Barclays upped its guidance for T-Mobile’s postpaid phone net adds during the second quarter to 595,000 from 550,000, marking an 8% increase, and it lowered predicted postpaid churn to 1.20%, down from 1.22%. But it slashed its forecast for T-Mobile’s prepaid gains by 32.5%, noting heightened competition in a market that has attracted increased attention from major U.S. wireless carriers over the last 18 months.
“Broadly speaking, we increased our postpaid net add estimates while reducing our prepaid net add estimates given our expectations given our expectations [sic] that Sprint has been aggressive with its prepaid Boost brand during the quarter,” Amir Rozwadowski wrote in a note to investors. “Our full-year estimates remain largely unchanged. Although our postpaid net adds increase as we continue to expect T-Mobile’s share-gain momentum to continue even amidst a heightened competitive (industrywide unlimited) backdrop … In our view, there is still a large and untapped opportunity to gain share vs. peers as it looks to simplify its offerings in coming iterations of its Un-carrier strategy.”

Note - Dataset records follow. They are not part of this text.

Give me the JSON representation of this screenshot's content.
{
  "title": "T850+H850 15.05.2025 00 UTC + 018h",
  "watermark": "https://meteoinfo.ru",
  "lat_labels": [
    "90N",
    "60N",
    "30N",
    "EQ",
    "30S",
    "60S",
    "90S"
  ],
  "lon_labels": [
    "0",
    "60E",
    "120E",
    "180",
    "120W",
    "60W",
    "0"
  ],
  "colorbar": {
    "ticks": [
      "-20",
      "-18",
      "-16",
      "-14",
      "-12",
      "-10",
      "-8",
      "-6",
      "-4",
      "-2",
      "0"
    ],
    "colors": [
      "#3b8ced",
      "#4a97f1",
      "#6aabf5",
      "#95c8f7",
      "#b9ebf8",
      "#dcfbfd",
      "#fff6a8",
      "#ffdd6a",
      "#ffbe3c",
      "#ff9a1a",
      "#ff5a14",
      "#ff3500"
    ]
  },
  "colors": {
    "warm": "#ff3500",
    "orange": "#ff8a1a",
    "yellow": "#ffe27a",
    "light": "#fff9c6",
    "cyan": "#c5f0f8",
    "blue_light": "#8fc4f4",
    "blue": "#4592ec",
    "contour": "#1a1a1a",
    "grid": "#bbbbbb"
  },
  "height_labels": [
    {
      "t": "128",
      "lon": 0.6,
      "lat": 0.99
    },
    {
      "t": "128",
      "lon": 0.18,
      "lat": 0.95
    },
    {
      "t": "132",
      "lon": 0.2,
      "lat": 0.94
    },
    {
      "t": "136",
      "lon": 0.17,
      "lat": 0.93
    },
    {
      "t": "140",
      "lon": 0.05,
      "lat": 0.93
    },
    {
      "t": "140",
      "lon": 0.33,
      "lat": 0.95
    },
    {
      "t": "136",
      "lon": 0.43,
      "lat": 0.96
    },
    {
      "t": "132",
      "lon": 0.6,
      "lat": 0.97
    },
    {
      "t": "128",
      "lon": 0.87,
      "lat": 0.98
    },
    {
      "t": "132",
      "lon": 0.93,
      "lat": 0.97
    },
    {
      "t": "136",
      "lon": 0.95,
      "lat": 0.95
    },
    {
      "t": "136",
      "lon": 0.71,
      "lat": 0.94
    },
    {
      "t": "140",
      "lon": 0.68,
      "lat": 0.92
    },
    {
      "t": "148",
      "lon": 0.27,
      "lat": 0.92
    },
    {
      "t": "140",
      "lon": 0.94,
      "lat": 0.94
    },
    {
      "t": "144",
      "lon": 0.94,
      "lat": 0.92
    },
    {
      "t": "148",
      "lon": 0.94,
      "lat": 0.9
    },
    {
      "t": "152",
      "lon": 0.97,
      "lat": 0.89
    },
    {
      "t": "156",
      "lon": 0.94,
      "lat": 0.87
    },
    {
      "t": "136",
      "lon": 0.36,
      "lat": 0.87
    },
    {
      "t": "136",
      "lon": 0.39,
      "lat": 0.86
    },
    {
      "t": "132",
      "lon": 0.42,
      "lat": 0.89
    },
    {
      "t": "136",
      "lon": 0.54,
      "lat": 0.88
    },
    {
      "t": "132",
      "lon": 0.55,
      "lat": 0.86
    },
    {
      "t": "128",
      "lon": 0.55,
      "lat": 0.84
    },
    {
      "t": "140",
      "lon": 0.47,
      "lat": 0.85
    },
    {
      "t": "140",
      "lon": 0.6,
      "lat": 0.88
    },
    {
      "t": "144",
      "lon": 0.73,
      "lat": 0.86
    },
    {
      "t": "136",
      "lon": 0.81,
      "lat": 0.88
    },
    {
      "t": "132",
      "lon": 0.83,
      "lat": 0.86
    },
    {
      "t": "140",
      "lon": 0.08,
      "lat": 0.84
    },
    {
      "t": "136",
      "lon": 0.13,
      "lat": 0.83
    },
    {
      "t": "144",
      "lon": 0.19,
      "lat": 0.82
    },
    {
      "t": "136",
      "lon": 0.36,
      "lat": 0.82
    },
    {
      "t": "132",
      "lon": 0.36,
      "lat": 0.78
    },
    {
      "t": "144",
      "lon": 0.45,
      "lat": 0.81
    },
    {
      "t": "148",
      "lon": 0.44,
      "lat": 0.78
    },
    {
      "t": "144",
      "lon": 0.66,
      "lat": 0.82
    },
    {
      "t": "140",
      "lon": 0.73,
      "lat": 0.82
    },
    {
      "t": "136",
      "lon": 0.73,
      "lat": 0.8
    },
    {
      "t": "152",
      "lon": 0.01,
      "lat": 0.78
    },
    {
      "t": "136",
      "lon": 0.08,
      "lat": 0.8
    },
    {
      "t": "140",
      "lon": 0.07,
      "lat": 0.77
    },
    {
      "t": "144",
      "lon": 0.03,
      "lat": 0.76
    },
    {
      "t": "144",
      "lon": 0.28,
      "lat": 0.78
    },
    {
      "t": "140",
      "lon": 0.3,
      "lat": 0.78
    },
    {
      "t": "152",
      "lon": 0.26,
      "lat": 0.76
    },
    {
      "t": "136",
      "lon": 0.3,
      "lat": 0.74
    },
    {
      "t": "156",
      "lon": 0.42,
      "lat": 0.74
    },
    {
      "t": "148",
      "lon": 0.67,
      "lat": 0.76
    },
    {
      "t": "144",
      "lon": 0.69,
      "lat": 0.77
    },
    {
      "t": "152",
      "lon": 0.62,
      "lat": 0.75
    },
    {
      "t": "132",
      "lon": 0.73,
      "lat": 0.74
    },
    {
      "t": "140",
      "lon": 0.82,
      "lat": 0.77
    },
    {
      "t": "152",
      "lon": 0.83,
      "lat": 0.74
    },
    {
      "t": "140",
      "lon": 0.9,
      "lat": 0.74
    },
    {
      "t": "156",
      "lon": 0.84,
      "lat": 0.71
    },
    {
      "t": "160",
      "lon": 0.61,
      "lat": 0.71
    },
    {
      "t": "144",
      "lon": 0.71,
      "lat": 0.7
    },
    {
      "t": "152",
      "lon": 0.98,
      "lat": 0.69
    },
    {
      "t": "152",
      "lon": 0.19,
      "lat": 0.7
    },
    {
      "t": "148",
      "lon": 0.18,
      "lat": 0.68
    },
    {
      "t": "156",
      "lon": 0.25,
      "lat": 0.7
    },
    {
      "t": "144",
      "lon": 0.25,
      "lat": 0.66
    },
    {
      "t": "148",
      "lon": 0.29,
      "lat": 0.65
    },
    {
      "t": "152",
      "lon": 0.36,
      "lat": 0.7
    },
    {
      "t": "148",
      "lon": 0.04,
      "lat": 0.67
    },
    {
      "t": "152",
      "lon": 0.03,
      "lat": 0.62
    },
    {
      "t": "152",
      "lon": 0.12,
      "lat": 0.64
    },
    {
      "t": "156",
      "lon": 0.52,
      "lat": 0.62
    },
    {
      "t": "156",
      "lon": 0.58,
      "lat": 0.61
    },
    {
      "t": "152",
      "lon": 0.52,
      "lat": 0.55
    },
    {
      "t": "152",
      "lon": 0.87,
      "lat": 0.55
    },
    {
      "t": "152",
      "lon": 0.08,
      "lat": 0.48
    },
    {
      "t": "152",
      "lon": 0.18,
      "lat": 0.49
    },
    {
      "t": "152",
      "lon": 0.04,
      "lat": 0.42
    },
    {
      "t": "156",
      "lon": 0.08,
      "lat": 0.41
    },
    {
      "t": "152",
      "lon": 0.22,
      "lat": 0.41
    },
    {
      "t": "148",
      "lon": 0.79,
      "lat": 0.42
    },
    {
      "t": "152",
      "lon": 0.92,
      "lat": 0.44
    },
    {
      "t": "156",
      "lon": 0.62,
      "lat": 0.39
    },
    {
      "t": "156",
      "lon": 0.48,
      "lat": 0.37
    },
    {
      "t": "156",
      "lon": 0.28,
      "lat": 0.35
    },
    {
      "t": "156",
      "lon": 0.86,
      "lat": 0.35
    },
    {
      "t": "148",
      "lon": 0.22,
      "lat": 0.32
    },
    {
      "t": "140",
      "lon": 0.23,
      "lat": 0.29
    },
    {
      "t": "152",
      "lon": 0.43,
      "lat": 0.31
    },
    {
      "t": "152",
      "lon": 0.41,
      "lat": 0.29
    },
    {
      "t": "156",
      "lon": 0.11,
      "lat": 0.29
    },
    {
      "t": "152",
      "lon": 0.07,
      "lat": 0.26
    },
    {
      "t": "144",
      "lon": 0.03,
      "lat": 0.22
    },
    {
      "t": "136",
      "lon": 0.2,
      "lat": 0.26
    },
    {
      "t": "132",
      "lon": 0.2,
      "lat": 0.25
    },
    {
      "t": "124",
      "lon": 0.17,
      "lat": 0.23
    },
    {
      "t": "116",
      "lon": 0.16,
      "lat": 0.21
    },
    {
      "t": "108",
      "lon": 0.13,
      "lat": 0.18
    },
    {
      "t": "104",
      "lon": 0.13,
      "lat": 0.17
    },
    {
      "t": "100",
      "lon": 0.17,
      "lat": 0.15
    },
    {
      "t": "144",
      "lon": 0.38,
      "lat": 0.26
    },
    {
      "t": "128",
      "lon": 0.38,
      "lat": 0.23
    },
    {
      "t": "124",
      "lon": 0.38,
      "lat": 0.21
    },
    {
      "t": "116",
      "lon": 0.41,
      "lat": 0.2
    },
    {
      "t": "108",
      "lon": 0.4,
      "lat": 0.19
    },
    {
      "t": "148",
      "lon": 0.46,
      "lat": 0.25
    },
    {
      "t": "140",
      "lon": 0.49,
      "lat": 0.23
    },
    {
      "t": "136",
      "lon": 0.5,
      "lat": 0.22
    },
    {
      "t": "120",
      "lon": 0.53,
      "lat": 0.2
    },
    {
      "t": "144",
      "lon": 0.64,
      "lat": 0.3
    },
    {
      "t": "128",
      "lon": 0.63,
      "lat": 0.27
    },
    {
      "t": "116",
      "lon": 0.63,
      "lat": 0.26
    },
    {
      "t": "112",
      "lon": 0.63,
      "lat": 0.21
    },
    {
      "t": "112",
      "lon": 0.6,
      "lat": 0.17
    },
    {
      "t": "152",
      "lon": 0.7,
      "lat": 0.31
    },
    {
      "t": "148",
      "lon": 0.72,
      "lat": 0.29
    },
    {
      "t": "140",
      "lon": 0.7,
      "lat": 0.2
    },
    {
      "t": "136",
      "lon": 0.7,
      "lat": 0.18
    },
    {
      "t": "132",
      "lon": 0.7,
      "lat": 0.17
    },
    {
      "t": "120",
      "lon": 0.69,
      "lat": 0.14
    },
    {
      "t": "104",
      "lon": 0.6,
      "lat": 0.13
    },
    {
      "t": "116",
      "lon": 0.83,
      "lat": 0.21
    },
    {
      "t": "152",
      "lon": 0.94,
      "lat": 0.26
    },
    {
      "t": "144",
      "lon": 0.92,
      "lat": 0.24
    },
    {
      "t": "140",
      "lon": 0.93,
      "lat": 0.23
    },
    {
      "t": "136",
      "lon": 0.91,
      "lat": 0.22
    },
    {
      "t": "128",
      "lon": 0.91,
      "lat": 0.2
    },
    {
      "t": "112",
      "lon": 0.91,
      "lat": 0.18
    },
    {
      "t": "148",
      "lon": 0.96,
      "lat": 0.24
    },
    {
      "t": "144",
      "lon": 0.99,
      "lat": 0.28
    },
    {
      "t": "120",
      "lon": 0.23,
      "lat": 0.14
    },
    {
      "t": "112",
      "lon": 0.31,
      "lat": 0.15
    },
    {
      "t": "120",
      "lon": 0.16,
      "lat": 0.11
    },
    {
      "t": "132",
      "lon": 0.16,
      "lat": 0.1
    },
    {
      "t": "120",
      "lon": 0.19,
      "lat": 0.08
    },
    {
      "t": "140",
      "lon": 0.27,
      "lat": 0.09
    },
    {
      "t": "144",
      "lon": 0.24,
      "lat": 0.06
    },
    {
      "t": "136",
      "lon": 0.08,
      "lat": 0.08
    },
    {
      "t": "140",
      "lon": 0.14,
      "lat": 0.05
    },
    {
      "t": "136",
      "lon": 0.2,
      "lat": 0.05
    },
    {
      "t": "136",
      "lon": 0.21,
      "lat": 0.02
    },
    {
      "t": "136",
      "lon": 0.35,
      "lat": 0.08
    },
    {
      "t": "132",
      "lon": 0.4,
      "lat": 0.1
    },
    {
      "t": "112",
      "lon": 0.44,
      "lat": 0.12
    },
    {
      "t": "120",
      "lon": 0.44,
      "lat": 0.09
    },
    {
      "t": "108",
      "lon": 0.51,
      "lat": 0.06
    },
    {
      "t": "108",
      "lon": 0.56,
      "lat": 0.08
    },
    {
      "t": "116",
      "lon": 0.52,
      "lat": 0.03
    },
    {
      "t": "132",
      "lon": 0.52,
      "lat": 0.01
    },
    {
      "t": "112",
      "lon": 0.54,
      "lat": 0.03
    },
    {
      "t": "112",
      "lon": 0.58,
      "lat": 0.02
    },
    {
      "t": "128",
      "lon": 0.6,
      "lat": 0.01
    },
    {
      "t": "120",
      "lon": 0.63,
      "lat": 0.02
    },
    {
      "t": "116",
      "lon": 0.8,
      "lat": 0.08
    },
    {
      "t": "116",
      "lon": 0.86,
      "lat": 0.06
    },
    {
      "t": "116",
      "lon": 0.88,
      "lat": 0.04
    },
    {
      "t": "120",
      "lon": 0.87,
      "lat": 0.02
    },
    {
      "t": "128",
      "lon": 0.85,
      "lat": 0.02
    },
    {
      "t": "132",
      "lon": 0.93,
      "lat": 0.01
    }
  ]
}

Growing concerns that T-Mobile may not lock up a significant dance partner in the near future have been a drag on its stock price, however, Rozwadowski said. Rumors of consolidation in the wireless industry and of cross-market deals between carriers, digital media companies and cable operators have heated up in recent months as those segments collide, and T-Mobile has been the center of much of that speculation.
But some investors fear the nation’s third-largest carrier could be left without a dance partner—one recent report, for instance, has Sprint in discussions with Comcast and Charter over a potentially major wireless tie-up that might leave T-Mobile out in the cold. Those concerns may be undue, Rozwadowski said, but they’re weighing down T-Mobile shares nonetheless.
“In summary, there seems to be a disconnection between the company’s recent stock performance and its underlying business performance/expectation for continued share gains. While the introduction of unlimited plans earlier this year could justify some multiple compression, current valuation levels now seem to materially discount the prospects for: 1) a deal and 2) shareholder return initiatives,” Rozwadowski wrote. “Over the past few months, we’ve seen a string of new developments across the telecom and cable sectors. Overall, these developments have led to rising concerns that T-Mobile may have a diminished role in prospective M&A … In our view, risk/reward for T-Mobile looks attractive at current valuation levels.”